Like many runners, I have very strong, but very tight, muscles.
My hamstrings and hip flexors? Forget about it: they are as inflexible as it’s possible for muscles to be.
Nearly a decade ago, I did my first ‘real’ yoga class and was utterly intimidated. It was Yoga for Athletes class, so thankfully I wasn’t the only running induced, tight-hamstringed person there.
After more than a month of taking classes 2 or 3 times a week, I was able to touch my toes.
For me, that’s huge.
I haven’t been able to find a yoga class I love in the Bay Area and I can’t seem to get back into the habit of a regular yoga practice, so I’ve lost many of the gains that I made doing regular yoga.
The Morning Stretch Experiment
I have a usual morning routine that is based on Hal Elrod’s The Miracle Morning: The Not-So-Obvious Secret Guaranteed to Transform Your Life (Before 8AM). I write some morning pages, do some self-help/self-improvement reading, recite a few mantras, and do some visualizations. In the past few months, I’ve cobbled together a daily stretching routine to include as part of that routine.

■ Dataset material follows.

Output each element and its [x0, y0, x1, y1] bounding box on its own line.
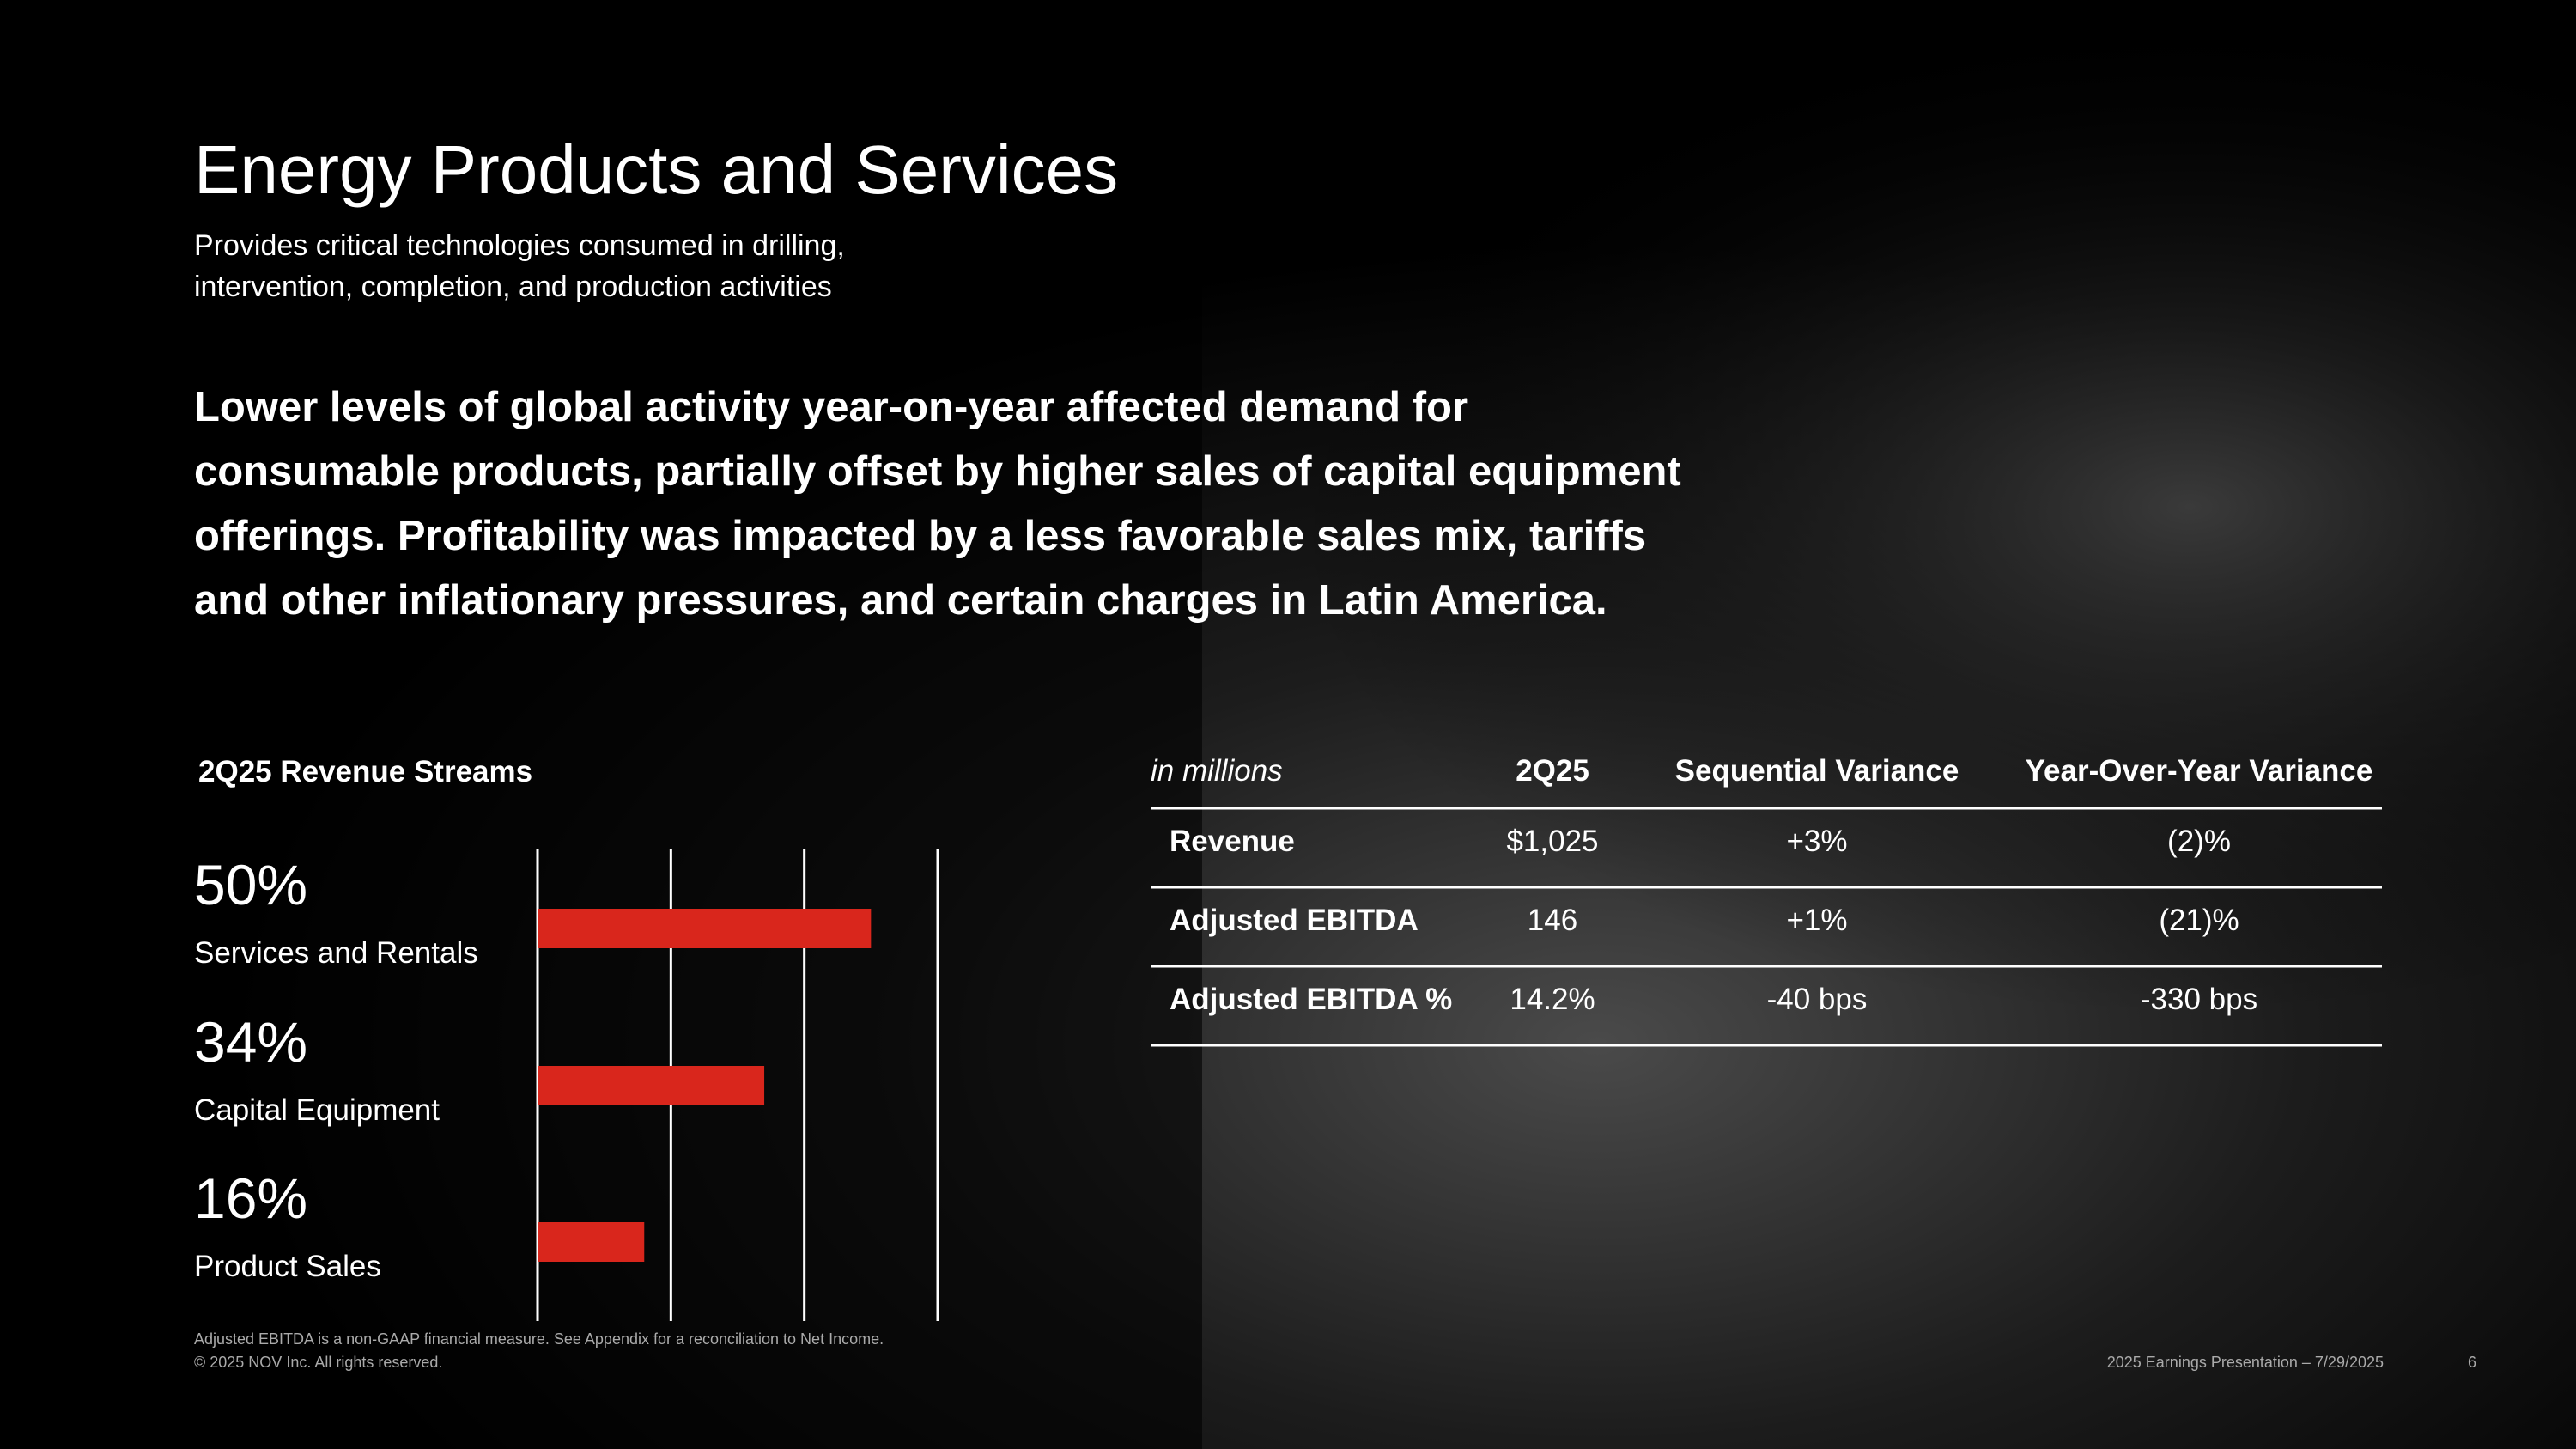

The basis of the program was a few pins I found on Pinterest (not always the best source of good and accurate fitness advice, but hey, you use what you have), adapted and added onto based on my areas of focus (read: I need to do more plank/core work).

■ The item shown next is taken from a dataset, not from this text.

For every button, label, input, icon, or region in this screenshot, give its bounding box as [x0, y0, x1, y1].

After doing this routine (nearly) every morning for the past few months, I can touch my toes again (remember, for me that’s huge). I have also noticed a marked improvement in my flexibility and mobility. My hip flexors are noticeably happier when I run the trails.
The added benefit of a daily stretching routine that I do first thing in the morning, is that even if I don’t accomplish anything else physical during the day, I got one this one thing done.

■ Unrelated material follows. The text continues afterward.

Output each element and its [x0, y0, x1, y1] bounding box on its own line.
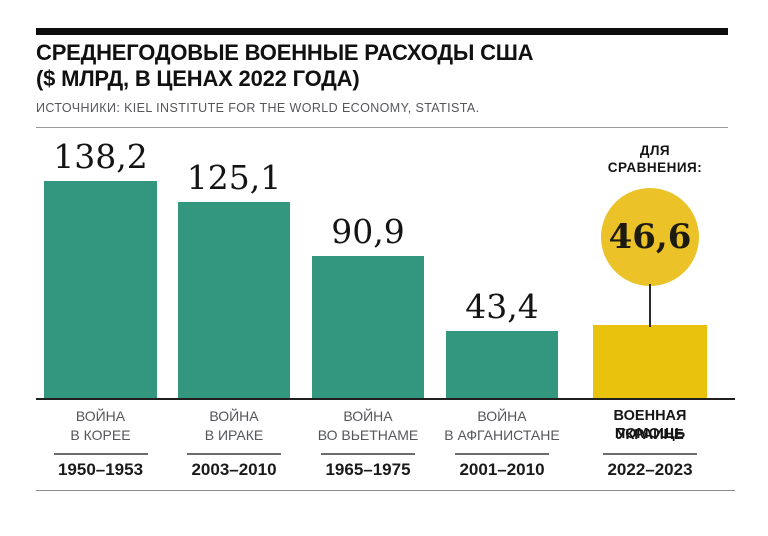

The Daily Stretching Routine
By design, I made my routine fairly simple.
It’s enough to be challenging, but not so tough that I am tempted to skip it.
The ideal is to hold each move for 5 deep breaths, which is roughly 20-30 seconds. Doing both right and left legs when necessary.
This routine is only meant as a quick morning stretch and isn’t a replacement for a full-on yoga class, but to paraphrase Gretchen Rubin: what you do every day really is better than what you do once in a while. Doing a simple stretch every morning will end up more powerful than my meaning to go to a yoga class, but then never getting around to it.
Give it a shot. Feel free to adjust it to suit your needs and the areas you need to focus on.
You’ll be surprised what 10 minutes a day can do.